Bearing gifts of Hershey bars and Coca-Cola, President Clinton on Saturday paid a morale-boosting visit to U.S. troops in Bosnia.
The good news for Clinton was that the troops’ only complaints seemed to be about lousy food, Spartan living conditions and mud everywhere.
With only one non-fatal casualty thus far, the U.S. peacekeeping mission in Bosnia, now in its 30th day, is going better than many of its planners had dared hope.
Some 8,245 troops are now on the ground in Bosnia; another 12,000 are expected.
For the president, the visit was an elaborate photo opportunity, the payoff on the Dayton agreement, which has brought a still untested peace to the Balkans.
Wearing a brown leather bomber jacket, the president spoke from a podium decorated with sandbags and camouflage webbing. An impressive array of Bradley fighting vehicles and Apache helicopters were brought in to complete the backdrop.
“The Bosnian people have chosen peace, but they cannot do it alone,” he told the 850 troops assembled on the tarmac. “… Around the world, people look to America - not just because of our size and strength - but because of what we stand for and what we’re willing to stand against.”
Clinton told the troops that how effectively they carried out their mission would “make the difference between a war that starts again and peace that takes hold.”
Bad weather and security concerns limited the scope of the president’s first visit to Bosnia. Fog in Tuzla forced the presidential party to rearrange its schedule and wait out the weather in Taszar, Hungary, a major staging area for U.S. troops on their way to Bosnia.
There, Clinton chatted with soldiers in a makeshift mess hall with wood floors and a tarp roof.
“I’d like to be able to report that when you get (to Tuzla), you will find deluxe accommodations,” he said to peals of laughter. “But even for a political leader, that’s stretching the truth.”
In Bosnia, the president was on the ground for about three hours and never left the confines of the Tuzla air base, headquarters for the U.S. command.
But for soldiers on the ground, the immediate concerns are more mundane, and Clinton’s folksy references to army life “hit the nail on the head,” according to Airman James Zoller, 23, of Spokane.
“He talked about what it’s like to be here - mud, cold and doing the same thing day after day,” Zoller said.
“It means a lot to me. It’s the first time I’ve ever seen a president in person, and I like the idea of him coming all the way to Bosnia to see what it’s like for us,” he said.
Before his speech, Clinton had a half-hour informal meeting with paratroopers from the 325th Airborne. The session, which was held in an old hangar on the outskirts of the air base, was closed to the media and senior military officers.
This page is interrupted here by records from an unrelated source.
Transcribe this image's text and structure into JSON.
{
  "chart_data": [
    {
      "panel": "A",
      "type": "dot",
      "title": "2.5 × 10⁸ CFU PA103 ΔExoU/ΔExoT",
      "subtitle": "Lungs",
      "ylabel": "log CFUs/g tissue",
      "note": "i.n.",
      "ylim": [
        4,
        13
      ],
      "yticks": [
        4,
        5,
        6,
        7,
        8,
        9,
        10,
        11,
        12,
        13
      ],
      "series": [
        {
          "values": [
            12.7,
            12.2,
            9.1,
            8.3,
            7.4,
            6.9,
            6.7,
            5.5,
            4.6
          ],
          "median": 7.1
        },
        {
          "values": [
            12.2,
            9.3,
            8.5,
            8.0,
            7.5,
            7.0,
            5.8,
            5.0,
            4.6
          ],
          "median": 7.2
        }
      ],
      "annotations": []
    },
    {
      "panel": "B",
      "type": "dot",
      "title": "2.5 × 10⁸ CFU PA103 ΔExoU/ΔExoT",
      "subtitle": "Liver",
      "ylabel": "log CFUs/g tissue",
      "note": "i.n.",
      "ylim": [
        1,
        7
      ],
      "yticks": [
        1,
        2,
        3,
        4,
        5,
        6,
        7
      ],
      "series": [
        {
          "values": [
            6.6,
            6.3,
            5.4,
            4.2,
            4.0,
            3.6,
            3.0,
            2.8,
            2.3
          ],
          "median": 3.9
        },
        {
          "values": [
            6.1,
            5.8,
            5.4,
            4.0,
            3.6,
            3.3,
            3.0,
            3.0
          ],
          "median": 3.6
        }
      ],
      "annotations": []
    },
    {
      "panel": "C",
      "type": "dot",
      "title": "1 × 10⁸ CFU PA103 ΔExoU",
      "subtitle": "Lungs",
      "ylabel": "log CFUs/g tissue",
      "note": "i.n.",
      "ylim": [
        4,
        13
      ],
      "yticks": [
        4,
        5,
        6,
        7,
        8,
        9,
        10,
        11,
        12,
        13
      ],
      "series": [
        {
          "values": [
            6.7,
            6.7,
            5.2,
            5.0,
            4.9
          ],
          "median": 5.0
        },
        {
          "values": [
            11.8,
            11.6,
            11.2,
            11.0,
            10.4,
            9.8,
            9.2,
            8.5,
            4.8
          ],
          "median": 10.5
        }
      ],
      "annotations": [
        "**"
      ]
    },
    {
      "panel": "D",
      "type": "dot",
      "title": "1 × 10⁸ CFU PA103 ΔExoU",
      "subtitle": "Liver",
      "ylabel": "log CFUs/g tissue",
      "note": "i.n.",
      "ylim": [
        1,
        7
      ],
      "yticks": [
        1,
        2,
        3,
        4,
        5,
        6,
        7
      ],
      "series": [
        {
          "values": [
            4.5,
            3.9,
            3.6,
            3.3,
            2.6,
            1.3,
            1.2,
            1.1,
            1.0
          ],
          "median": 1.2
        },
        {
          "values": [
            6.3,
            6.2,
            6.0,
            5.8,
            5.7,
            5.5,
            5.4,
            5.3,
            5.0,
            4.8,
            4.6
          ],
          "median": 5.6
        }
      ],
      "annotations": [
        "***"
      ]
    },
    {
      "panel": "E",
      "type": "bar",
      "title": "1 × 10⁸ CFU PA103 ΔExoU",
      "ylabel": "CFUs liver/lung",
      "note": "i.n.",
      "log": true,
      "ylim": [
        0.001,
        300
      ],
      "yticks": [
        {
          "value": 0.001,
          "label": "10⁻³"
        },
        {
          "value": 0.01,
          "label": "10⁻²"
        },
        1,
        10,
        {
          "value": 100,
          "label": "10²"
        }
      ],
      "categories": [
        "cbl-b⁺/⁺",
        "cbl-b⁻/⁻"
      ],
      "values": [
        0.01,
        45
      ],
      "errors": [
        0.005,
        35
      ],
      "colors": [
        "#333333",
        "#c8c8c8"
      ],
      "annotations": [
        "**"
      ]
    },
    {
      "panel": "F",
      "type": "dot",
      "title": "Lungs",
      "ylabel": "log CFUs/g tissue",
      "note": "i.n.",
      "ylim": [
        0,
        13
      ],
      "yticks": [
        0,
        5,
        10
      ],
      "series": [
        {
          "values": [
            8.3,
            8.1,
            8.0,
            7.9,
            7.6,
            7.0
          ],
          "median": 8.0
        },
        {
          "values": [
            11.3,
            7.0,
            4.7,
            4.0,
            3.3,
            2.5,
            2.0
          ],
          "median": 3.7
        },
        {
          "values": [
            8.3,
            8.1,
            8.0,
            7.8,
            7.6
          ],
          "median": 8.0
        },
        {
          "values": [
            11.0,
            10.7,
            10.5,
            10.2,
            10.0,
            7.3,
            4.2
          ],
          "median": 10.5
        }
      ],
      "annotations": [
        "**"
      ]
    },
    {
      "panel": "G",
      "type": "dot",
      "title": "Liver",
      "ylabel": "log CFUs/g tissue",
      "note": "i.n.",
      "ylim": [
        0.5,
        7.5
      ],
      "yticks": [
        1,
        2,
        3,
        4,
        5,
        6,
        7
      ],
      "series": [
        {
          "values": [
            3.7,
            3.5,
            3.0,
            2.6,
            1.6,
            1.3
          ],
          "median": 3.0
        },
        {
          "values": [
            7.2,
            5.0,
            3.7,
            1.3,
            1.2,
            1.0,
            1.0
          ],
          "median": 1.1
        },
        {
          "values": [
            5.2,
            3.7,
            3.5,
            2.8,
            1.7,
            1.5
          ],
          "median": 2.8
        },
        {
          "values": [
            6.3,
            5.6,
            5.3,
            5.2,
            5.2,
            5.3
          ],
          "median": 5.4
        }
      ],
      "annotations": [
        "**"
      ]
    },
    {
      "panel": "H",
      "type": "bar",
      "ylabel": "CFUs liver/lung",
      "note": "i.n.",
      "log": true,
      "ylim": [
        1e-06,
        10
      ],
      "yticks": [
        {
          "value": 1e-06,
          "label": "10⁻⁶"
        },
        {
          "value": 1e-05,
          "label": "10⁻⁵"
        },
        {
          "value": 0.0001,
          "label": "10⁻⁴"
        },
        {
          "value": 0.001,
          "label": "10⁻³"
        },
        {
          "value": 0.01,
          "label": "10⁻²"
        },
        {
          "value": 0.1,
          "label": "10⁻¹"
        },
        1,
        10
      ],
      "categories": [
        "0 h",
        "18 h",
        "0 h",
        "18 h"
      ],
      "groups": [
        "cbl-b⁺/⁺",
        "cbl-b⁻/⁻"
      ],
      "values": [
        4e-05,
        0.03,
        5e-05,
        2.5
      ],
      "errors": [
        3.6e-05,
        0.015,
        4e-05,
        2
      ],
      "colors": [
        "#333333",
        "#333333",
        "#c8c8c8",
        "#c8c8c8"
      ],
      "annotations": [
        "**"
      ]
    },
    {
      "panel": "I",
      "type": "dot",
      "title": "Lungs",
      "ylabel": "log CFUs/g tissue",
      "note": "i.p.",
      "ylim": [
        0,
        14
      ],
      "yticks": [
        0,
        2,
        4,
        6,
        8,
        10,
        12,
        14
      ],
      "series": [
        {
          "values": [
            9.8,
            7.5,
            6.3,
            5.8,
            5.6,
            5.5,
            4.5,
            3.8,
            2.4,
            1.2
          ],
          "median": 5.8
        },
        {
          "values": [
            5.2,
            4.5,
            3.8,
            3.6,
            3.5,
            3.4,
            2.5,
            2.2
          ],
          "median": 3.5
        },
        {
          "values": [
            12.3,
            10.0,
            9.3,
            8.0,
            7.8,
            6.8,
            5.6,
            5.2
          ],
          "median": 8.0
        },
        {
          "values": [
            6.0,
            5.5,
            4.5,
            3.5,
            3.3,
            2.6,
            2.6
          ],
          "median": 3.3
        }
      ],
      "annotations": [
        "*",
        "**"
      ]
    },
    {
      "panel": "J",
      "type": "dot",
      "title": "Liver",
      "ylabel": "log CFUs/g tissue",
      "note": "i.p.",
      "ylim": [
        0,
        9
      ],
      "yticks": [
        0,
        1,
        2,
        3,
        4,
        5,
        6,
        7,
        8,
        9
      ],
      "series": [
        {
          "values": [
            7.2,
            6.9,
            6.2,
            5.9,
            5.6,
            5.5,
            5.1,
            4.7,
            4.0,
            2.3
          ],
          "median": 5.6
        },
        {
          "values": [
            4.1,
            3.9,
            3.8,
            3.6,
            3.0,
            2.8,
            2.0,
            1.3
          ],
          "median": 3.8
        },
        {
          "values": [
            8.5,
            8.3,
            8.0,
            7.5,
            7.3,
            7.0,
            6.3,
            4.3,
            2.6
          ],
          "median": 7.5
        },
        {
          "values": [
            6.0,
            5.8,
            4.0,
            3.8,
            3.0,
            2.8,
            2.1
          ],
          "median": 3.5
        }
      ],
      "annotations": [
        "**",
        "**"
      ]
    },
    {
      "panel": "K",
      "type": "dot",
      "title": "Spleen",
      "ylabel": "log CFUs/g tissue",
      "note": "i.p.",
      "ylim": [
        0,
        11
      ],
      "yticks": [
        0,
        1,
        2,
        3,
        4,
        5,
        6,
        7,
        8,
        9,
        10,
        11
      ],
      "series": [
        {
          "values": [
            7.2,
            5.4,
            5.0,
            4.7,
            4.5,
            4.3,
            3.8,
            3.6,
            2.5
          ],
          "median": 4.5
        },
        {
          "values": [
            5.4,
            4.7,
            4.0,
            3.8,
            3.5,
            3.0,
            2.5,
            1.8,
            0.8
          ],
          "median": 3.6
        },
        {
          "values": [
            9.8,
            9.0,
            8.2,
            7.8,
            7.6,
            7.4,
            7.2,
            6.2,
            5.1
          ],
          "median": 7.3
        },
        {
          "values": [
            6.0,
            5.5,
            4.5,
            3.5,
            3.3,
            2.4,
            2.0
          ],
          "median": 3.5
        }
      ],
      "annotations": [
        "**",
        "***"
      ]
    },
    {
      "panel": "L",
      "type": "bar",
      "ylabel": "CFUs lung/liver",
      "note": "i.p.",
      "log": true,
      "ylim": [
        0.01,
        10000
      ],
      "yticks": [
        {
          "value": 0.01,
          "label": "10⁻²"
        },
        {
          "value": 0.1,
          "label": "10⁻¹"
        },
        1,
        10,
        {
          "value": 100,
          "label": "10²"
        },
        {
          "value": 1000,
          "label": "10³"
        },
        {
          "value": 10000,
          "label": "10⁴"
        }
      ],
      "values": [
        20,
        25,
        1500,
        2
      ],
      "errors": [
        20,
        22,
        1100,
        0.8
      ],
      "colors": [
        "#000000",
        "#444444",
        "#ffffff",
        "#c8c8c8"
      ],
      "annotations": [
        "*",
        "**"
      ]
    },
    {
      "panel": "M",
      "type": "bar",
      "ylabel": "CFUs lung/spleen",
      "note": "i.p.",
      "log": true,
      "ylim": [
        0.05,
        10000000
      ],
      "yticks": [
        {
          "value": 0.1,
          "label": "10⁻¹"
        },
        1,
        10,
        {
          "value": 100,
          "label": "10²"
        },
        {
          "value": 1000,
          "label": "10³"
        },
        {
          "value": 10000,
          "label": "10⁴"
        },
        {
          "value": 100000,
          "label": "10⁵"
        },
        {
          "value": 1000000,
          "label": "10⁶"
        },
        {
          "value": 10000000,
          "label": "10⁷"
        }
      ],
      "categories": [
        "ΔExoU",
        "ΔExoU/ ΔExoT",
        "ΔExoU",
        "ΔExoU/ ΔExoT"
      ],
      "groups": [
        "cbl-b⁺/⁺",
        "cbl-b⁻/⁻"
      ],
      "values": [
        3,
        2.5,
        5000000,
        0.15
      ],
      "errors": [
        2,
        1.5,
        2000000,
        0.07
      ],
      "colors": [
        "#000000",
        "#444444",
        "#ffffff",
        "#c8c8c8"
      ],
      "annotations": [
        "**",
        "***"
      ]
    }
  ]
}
Air Force Staff Sgt. Thomas Meere, 30, of Bolingbrook, Ill., said after the visit that Clinton’s speech had eased some of his doubts about the mission.
“In the military, we didn’t want to get involved in this place because - well, it’s just plain dangerous. And when you only send 20,000 troops, it’s like, ‘How committed to peace are we?”’ he said.
“When we heard all the stuff in Congress with the Republicans, we were not sure of the response we were going to get from the American public,” Meere said.
“The speech told me we have his support, and that the American people support us from the top down.”
Clinton left after nightfall and arrived in Washington shortly before midnight, gaining time as he flew across the Atlantic.